Meine Woche:Wie eine große Familie

Meine Woche: Grygorow ist einer von fünf Betreuern, die sich um die Teilnehmer zwischen zehn und 19 Jahren kümmern.

Grygorow ist einer von fünf Betreuern, die sich um die Teilnehmer zwischen zehn und 19 Jahren kümmern.

(Foto: Privat)

Oleg Grygorow betreut bei der Jewrovision junge Künstler

Von Julia Fietz

Vier Minuten, um die Jury zu überzeugen. Ungefähr viertausend Augenpaare, die sich auf die Bühne richten. Fünfzehn Gruppen aus allen Ecken der Republik, die für die Höchstbewertung von zwölf Punkten alles geben. Das ist die Jewrovision 2020. Am Samstag, 7. März, richtet Berlin die 18. Auflage des größten Events für jüdische Jugendliche in Deutschland aus.

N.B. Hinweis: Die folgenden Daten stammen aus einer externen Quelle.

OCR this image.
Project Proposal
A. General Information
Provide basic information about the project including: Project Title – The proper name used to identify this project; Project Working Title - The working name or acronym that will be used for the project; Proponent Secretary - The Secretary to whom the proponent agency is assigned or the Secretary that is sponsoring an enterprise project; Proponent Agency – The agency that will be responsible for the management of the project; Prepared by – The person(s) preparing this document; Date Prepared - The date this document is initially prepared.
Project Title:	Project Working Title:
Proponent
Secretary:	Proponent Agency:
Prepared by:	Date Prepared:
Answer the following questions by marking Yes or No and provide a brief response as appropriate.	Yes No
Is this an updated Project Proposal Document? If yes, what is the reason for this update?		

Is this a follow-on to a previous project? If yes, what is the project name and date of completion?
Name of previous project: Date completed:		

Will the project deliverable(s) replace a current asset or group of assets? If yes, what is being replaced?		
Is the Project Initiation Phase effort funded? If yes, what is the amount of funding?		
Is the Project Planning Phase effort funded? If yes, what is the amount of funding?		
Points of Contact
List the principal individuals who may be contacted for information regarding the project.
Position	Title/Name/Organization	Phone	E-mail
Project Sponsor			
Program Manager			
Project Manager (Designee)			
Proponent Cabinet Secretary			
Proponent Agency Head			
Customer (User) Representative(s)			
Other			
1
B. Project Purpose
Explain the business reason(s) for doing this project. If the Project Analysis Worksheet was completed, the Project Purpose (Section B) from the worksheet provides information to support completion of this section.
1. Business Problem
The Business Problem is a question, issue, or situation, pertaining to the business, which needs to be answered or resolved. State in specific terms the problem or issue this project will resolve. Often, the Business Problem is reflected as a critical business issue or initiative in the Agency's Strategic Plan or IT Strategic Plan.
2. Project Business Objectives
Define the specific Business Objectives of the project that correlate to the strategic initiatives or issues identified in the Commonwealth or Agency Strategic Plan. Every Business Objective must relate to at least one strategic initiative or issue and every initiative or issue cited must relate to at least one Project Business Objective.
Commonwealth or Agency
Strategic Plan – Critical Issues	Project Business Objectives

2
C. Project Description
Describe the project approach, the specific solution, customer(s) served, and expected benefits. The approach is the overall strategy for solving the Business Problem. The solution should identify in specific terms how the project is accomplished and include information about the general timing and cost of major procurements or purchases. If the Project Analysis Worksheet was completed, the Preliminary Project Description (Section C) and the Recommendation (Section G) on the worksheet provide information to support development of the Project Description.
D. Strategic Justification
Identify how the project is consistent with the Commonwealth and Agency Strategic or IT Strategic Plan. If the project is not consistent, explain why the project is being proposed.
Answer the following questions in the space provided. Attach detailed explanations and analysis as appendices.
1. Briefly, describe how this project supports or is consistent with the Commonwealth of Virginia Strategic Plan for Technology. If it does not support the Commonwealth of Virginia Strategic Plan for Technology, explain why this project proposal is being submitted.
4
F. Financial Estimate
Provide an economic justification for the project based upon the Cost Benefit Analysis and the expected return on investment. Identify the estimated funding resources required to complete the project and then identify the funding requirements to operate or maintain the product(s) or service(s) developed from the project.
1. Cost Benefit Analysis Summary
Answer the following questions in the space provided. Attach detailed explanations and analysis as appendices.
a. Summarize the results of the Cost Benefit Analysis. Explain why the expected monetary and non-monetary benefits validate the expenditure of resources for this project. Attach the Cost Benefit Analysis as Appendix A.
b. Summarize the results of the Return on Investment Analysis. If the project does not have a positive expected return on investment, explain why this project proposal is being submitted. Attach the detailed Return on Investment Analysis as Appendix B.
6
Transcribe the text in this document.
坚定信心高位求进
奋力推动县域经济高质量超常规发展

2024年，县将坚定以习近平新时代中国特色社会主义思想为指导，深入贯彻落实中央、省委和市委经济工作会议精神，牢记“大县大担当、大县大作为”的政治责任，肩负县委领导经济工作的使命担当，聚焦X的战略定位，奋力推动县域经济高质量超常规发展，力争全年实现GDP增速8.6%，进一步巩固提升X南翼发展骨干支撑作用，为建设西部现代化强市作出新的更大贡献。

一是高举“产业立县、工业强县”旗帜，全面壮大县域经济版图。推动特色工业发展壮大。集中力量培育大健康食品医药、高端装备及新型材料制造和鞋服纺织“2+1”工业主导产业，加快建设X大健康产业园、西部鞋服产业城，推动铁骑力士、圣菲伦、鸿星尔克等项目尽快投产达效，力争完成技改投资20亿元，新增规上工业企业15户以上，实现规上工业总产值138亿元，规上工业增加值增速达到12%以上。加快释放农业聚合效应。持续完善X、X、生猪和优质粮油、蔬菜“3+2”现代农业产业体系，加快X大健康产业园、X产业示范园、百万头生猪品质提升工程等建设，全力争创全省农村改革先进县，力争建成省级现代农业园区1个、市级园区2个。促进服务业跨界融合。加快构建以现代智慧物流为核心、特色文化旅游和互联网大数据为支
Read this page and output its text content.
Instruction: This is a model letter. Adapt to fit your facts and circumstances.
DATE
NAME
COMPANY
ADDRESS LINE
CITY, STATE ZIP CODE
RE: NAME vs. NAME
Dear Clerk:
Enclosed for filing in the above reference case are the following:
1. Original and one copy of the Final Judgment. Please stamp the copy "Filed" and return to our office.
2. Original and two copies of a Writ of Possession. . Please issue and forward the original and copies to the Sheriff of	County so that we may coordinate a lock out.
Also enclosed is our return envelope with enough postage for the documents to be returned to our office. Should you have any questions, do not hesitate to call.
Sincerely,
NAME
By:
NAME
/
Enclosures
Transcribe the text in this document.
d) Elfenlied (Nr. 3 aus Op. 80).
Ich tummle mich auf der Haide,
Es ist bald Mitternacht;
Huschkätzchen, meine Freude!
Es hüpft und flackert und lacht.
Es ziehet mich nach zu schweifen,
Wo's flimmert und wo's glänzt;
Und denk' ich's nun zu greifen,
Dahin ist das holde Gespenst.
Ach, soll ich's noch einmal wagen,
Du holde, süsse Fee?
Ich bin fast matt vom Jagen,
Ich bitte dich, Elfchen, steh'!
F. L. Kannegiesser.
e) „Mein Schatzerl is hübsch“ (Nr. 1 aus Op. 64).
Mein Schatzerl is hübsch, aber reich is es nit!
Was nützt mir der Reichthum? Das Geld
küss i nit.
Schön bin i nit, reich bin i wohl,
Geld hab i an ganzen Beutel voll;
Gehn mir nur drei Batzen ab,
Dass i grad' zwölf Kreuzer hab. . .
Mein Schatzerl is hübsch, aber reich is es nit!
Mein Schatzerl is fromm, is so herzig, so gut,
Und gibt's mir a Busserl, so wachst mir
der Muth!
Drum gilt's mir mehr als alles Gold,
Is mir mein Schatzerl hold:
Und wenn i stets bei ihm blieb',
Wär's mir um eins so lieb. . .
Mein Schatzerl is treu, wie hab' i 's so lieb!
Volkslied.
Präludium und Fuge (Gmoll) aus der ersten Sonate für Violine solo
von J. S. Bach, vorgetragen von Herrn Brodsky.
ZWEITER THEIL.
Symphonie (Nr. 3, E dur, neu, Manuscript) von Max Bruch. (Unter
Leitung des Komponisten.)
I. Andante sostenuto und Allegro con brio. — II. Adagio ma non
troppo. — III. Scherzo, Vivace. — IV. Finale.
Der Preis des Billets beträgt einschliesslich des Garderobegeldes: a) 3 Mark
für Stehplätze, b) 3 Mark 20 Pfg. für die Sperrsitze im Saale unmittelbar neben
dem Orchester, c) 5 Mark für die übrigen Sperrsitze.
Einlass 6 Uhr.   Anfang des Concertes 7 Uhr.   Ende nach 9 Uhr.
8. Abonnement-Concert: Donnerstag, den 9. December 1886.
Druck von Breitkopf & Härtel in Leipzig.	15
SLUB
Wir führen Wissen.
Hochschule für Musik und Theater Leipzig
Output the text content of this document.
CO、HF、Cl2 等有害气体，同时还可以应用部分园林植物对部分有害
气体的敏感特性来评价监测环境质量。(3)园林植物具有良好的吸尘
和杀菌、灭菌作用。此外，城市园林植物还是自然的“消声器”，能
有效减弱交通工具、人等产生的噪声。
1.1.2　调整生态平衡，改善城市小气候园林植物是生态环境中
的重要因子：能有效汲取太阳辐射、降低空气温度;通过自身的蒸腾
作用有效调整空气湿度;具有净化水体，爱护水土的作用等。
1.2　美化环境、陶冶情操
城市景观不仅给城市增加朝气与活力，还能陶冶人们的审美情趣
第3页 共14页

Der Tanz- und Gesangwettbewerb ist dem Eurovision Song Contest nachempfunden. Oleg Grygorov aus München macht sich bereits am Freitagmorgen mit dem Bus des Jugendzentrums Neshama der Israelitischen Kultusgemeinde auf den Weg. Der 19-Jährige ist einer von fünf Betreuern, die sich um die Teilnehmer zwischen zehn und 19 Jahren kümmern. 20 stehen auf der Bühne, 25 sind zum Anfeuern dabei. "Auf dem Weg hin herrscht immer große Partystimmung, auf dem Weg zurück das große Schweigen, dann sind alle todmüde", erzählt er.

Seit Jahren fährt Grygorov mit zur Jewrovision. Der Zusammenhalt dort sei schwer in Worte zu fassen, berichtet der Abiturient. "Wir sind hier, wir sind stark, wir sind deutsch und trotzdem jüdisch", diese Botschaft trage die Teilnehmer durch das Wochenende. Am Freitagabend feierten alle Anwesenden in Berlin zusammen den Sabbat. "Wie bei einer viertausendköpfigen Familie" werde zusammen gebetet, gefeiert und gesungen, erzählt Grygorov. Vor allem aber sei es ein großes Wiedersehen, man kenne sich untereinander sehr gut. Tags darauf wird es ernst. Die Münchner haben die Startnummer 12. Jede Gruppe hat ein Vorstellungsvideo vorbereitet, das separat bewertet wird. Für den Auftritt werden bekannte Lieder zum Motto "Be yourself" umgedichtet und eine eigene Choreografie gestaltet. Dahinter steckt monatelange harte Arbeit. Zunächst die Castings, dann mindestens zwei Proben pro Woche, die Aufnahme des Videos in einem eigens gemieteten Studio und zwei Wochen vor dem Auftritt die Generalprobe. Geht dabei etwas schief, beunruhigt das Oleg Grygorov nicht. "Meistens wird der Auftritt dann richtig gut."

Eine Woche vor der Jewrovision werden die letzten Fragen geklärt und die Kostüme in Umzugskisten gepackt. Als Betreuer und Teilnehmer ist Oleg Grygorov vor und hinter den Kulissen im Dauereinsatz, muss die Jugendlichen beruhigen und gleichzeitig das eigene Lampenfieber bekämpfen. "Wir Betreuer kriegen in den drei Tagen quasi gar keinen Schlaf", sagt der 19-Jährige. Das sei es ihm wert. "Die Jewrovision ist das Event, bei dem ich einfach ich sein und meine Kultur und Herkunft so zeigen kann, wie ich es möchte."